Dr. Oliver Rauprich (Bochum) - Curriculum Vitae
Prinzipienethik als Modell für die Angewandte Ethik

Abstract

Der Begriff “Prinzipienethik” hat sich als deutschsprachige Bezeichnung für einen Ansatz etabliert, der im angelsächsischen Raum als “principlism” bekannt geworden ist und am prominentesten von Tom L. Beauchamp und James F. Childress seit den 70er Jahren entwickelt und vor allem im Bereich der biomedizinischen Ethik vertreten wird.

Im prinzipienethischen Ansatz konstituieren mehrere Prinzipien den normativen Rahmen für die Behandlung angewandter ethischer Probleme, bei Beauchamp und Childress sind dies Wohltun, Nichtschaden, Respekt vor der Autonomie von Personen und Gerechtigkeit. Solche Prinzipien „mittlerer Ebene“ gelten in Anlehnung an das Konzept der Prima-facie Pflichten von William David Ross nicht absolut, sondern können in konkreten Kontexten hinter einem anderen Prima-facie Prinzip zurückstehen. Zur Anwendung auf einen konkreten Kontext bedürfen sie der begrifflichen Schärfung und inhaltlichen, kontextbezogenen Interpretation und Anreicherung. Von besonderer Bedeutung hierfür ist die Methode der Spezifizierung von Normen nach Henry Richardson. Sukzessive, kontextbezogene Spezifizierungen führen zu einem ganzen Netz konkreter Prima-facie Normen zur Behandlung angewandter ethischer Themen. Verschiedene Normen konfligieren prima facie in einzelnen Kontexten. Einige dieser Normenkollisionen können durch weitergehende Spezifizierungen gelöst werden, indem die Anwendungsbereiche der spezifizierten Normen getrennt und der Konflikt somit gelöst wird. In anderen Fällen muss der Konflikt durch die „Abwägung“ der „moralischen Gewichte“ der konfligierenden Normen im jeweiligen Kontext gelöst werden. Dabei treten zu der intuitiven Urteilskraft allgemeine Regeln der Rationalität wie die Nennung von Gründen, die Suche nach Alternativen, Unparteilichkeit etc. Die Auswahl, Spezifizierung und Anwendung von Prima-facie Prinzipien auf konkrete Kontexte sowie das Lösen von Normenkonflikten bedarf einer systematischen Rechtfertigung, wobei der prinzipienethische Ansatz formal nicht auf eine bestimmte Theorie der Rechtfertigung festgelegt ist – und sich bei Beauchamp und Childress diesbezüglich gewandelt hat.

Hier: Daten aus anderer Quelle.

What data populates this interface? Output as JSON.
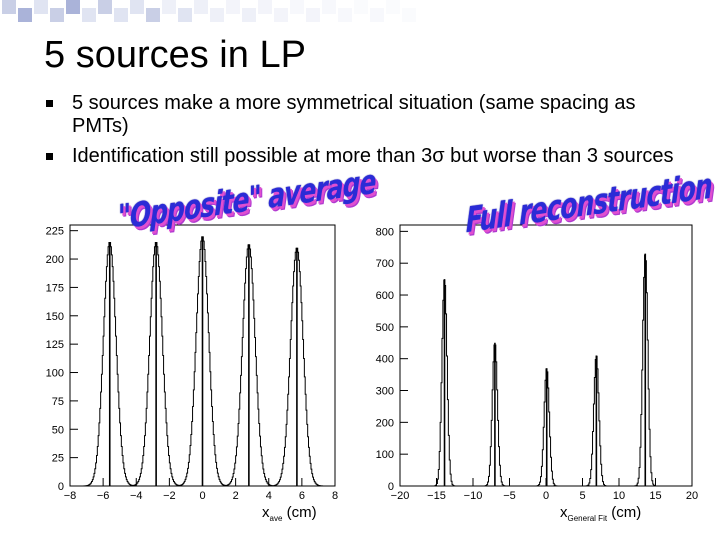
{
  "slide": {
    "title": "5 sources in LP",
    "bullets": [
      "5 sources make a more symmetrical situation (same spacing as PMTs)",
      "Identification still possible at more than 3σ but worse than 3 sources"
    ],
    "label_left": "\"Opposite\" average",
    "label_right": "Full reconstruction",
    "accent_color": "#2b2bd6",
    "shadow_color": "#e04fd0"
  },
  "chart_data": [
    {
      "type": "histogram",
      "xlabel_main": "x",
      "xlabel_sub": "ave",
      "xlabel_unit": "(cm)",
      "xlim": [
        -8,
        8
      ],
      "ylim": [
        0,
        230
      ],
      "xticks": [
        -8,
        -6,
        -4,
        -2,
        0,
        2,
        4,
        6,
        8
      ],
      "yticks": [
        0,
        25,
        50,
        75,
        100,
        125,
        150,
        175,
        200,
        225
      ],
      "peaks": [
        {
          "center": -5.6,
          "height": 215,
          "sigma": 0.38
        },
        {
          "center": -2.8,
          "height": 215,
          "sigma": 0.38
        },
        {
          "center": 0.0,
          "height": 220,
          "sigma": 0.38
        },
        {
          "center": 2.8,
          "height": 213,
          "sigma": 0.38
        },
        {
          "center": 5.7,
          "height": 210,
          "sigma": 0.38
        }
      ]
    },
    {
      "type": "histogram",
      "xlabel_main": "x",
      "xlabel_sub": "General Fit",
      "xlabel_unit": "(cm)",
      "xlim": [
        -20,
        20
      ],
      "ylim": [
        0,
        820
      ],
      "xticks": [
        -20,
        -15,
        -10,
        -5,
        0,
        5,
        10,
        15,
        20
      ],
      "yticks": [
        0,
        100,
        200,
        300,
        400,
        500,
        600,
        700,
        800
      ],
      "peaks": [
        {
          "center": -13.9,
          "height": 650,
          "sigma": 0.35
        },
        {
          "center": -7.0,
          "height": 450,
          "sigma": 0.35
        },
        {
          "center": 0.1,
          "height": 370,
          "sigma": 0.35
        },
        {
          "center": 6.9,
          "height": 410,
          "sigma": 0.35
        },
        {
          "center": 13.6,
          "height": 730,
          "sigma": 0.35
        }
      ]
    }
  ]
}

In dem Vortrag soll – über Beauchamp und Childress hinausgehend – ein prinzipienethischer Ansatz als Modell für die Angewandte Ethik skizziert und vertreten werden. Er wird kontrastiert gegenüber zwei grundsätzlich alternativen Ansätzen:

(1) Das klassische Anwendungsmodell, demzufolge eine allgemeine, z.B. utilitaristische oder deontologische Moraltheorie deduktiv auf einen Kontext „angewendet“ wird, indem die Fakten des Kontextes in die Theorie eingesetzt und die resultierenden Schlussfolgerungen gezogen werden. Modelle dieses Typs leiden regelmäßig an einer inhaltlichen Unterbestimmtheit und normativen Verabsolutierung der leitenden Prinzipien, welche der Komplexität unserer moralischen Auffassungen in konkreten Kontexten nicht gerecht wird.

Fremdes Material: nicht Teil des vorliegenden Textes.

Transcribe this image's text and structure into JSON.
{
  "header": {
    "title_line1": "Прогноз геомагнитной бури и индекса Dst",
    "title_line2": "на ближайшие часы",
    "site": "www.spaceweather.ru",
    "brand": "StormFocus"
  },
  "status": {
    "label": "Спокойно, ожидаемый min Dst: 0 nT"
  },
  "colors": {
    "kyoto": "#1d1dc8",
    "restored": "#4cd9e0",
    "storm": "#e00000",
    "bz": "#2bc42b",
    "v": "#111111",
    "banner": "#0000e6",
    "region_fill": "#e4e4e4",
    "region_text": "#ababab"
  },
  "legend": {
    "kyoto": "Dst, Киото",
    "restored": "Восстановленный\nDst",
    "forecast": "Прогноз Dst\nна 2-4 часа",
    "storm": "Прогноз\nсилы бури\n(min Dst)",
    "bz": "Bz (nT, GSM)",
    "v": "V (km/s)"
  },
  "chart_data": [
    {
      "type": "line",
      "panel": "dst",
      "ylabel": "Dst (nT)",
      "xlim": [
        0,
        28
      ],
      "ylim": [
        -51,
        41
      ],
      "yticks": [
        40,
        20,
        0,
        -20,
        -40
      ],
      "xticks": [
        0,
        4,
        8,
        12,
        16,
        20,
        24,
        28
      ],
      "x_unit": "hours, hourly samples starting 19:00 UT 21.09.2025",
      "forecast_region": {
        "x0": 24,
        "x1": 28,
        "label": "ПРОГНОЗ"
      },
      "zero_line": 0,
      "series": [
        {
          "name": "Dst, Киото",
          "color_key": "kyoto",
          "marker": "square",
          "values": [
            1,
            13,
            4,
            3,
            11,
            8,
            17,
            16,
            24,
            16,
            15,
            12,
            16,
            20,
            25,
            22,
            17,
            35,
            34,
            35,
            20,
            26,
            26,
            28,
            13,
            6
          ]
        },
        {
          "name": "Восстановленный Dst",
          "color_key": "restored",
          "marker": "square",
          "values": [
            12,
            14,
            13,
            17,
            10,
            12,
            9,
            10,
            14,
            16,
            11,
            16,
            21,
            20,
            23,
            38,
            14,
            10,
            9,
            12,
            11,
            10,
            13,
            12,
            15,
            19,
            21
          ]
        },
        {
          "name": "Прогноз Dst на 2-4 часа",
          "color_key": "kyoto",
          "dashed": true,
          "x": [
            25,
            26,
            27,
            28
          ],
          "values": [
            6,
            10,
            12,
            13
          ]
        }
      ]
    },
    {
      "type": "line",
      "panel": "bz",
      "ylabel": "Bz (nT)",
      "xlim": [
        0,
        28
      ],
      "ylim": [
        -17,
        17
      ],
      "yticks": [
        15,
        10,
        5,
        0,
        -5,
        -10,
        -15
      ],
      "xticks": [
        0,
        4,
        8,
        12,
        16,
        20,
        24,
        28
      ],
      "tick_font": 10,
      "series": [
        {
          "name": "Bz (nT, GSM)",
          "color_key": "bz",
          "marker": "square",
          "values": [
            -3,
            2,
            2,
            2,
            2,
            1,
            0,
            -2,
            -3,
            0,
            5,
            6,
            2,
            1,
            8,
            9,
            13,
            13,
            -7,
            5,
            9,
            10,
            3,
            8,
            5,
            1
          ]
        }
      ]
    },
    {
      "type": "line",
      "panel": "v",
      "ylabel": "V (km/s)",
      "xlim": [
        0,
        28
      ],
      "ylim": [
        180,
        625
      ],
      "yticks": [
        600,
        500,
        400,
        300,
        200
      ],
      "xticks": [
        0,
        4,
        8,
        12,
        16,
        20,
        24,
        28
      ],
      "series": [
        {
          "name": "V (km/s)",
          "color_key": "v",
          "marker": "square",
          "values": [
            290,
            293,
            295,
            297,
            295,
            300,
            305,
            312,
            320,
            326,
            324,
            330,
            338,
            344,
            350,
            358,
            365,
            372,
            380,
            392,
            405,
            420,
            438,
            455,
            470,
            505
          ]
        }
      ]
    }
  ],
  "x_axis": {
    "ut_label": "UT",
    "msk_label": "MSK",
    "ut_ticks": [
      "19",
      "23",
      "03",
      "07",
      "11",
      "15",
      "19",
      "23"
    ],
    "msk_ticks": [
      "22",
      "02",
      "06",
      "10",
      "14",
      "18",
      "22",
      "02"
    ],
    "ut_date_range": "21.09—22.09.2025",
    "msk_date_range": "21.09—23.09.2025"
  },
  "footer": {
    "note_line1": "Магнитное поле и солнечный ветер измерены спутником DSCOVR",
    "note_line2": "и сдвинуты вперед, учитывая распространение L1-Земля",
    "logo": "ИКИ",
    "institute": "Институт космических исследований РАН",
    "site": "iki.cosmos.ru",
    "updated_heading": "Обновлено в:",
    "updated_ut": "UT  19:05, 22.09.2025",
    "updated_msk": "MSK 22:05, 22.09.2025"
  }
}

(2) Das Modell des freien, situationsbezogenen Argumentierens (Freistilmodell), wie es in der Öffentlichkeit, aber auch in vielen wissenschaftlichen Publikationen im Bereich der Angewandten Ethik praktiziert wird. Es kann in situationsethischen und partikularistischen Positionen zur philosophischen Methode erhoben werden. Modelle dieses Typs leiden unter dem Fehlen eines Prinzips oder Systems, welches die situationsspezifischen Urteile organisiert und systematisiert.

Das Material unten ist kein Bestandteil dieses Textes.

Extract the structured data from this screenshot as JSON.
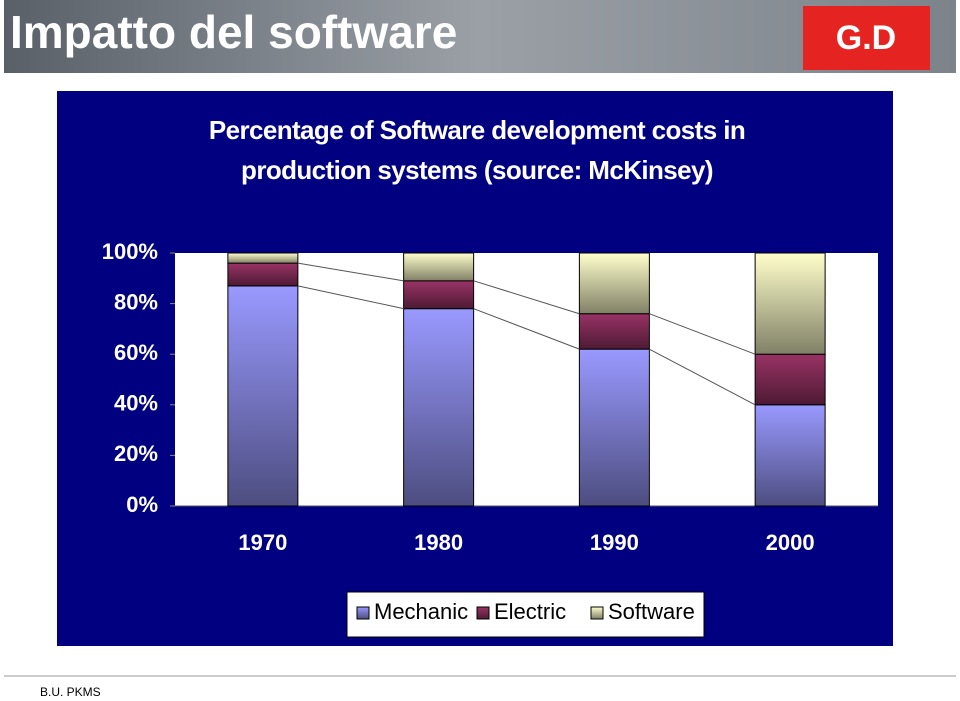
{
  "header": {
    "title": "Impatto del software",
    "logo": "G.D"
  },
  "footer": "B.U. PKMS",
  "chart_data": {
    "type": "stacked-bar",
    "title": "Percentage of Software development costs in production systems (source: McKinsey)",
    "categories": [
      "1970",
      "1980",
      "1990",
      "2000"
    ],
    "series": [
      {
        "name": "Mechanic",
        "color": "#9999ff",
        "values": [
          87,
          78,
          62,
          40
        ]
      },
      {
        "name": "Electric",
        "color": "#993366",
        "values": [
          9,
          11,
          14,
          20
        ]
      },
      {
        "name": "Software",
        "color": "#ffffcc",
        "values": [
          4,
          11,
          24,
          40
        ]
      }
    ],
    "ylim": [
      0,
      100
    ],
    "yticks": [
      {
        "value": 0,
        "label": "0%"
      },
      {
        "value": 20,
        "label": "20%"
      },
      {
        "value": 40,
        "label": "40%"
      },
      {
        "value": 60,
        "label": "60%"
      },
      {
        "value": 80,
        "label": "80%"
      },
      {
        "value": 100,
        "label": "100%"
      }
    ],
    "series_lines": true,
    "legend": "bottom"
  }
}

Wesentliche Merkmale des hier vertretenen prinzipienethischen Ansatzes sind demgegenüber:

– Die Theorie von Prima-facie Pflichten bzw. -Prinzipien in Anlehnung an Ross, welche der Struktur und Komplexität moralischen Urteilens im Alltag entspricht und ethische Konflikte klar herausarbeiten lässt.

– Verschiedene heuristische Instrumente zur kontextspezifischen Strukturierung der ethischen Analyse, z.B. Leitfäden einer Fallanalyse im medizinethischen Bereich.

– Die Methode der Spezifizierung von Normen (Verengung des Anwendungsbereiches, Hinzufügung von Geltungsbedingungen) zur transparenten Verknüpfung kontextspezifischer Urteile und Normen mit allgemeineren moralischen Prinzipien.

– Eine Kohärenztheorie der Rechtfertigung moralischer Urteile

– Die Rolle allgemeiner Moraltheorien als Hintergrundtheorien, aus denen keine Angewandte Ethik abgeleitet werden kann, die jedoch wichtige moralphilosophische Rahmenbedingungen und Grenzen für die Angewandte Ethik setzen.

Limitierungen des prinzipienethischen Ansatzes ergeben sich hinsichtlich der begrenzten Fähigkeit zur kontextübergreifenden Synthese und Vereinheitlichung verschiedener Bereiche der Angewandten Ethik. Verschiedene Bereichsethiken können voneinander profitieren, sie müssen jedoch als Spezialdisziplinen individuell entwickelt und aufgebaut werden. Zudem hat der Ansatz ein begrenztes Problemlösungspotenzial. Viele moralische Dilemmata und Dissense werden sich auch im Rahmen einer Prinzipienethik in absehbarer Zeit nicht lösen lassen. Dies von einer Angewandten Ethik zu erwarten, wäre allerdings vermessen.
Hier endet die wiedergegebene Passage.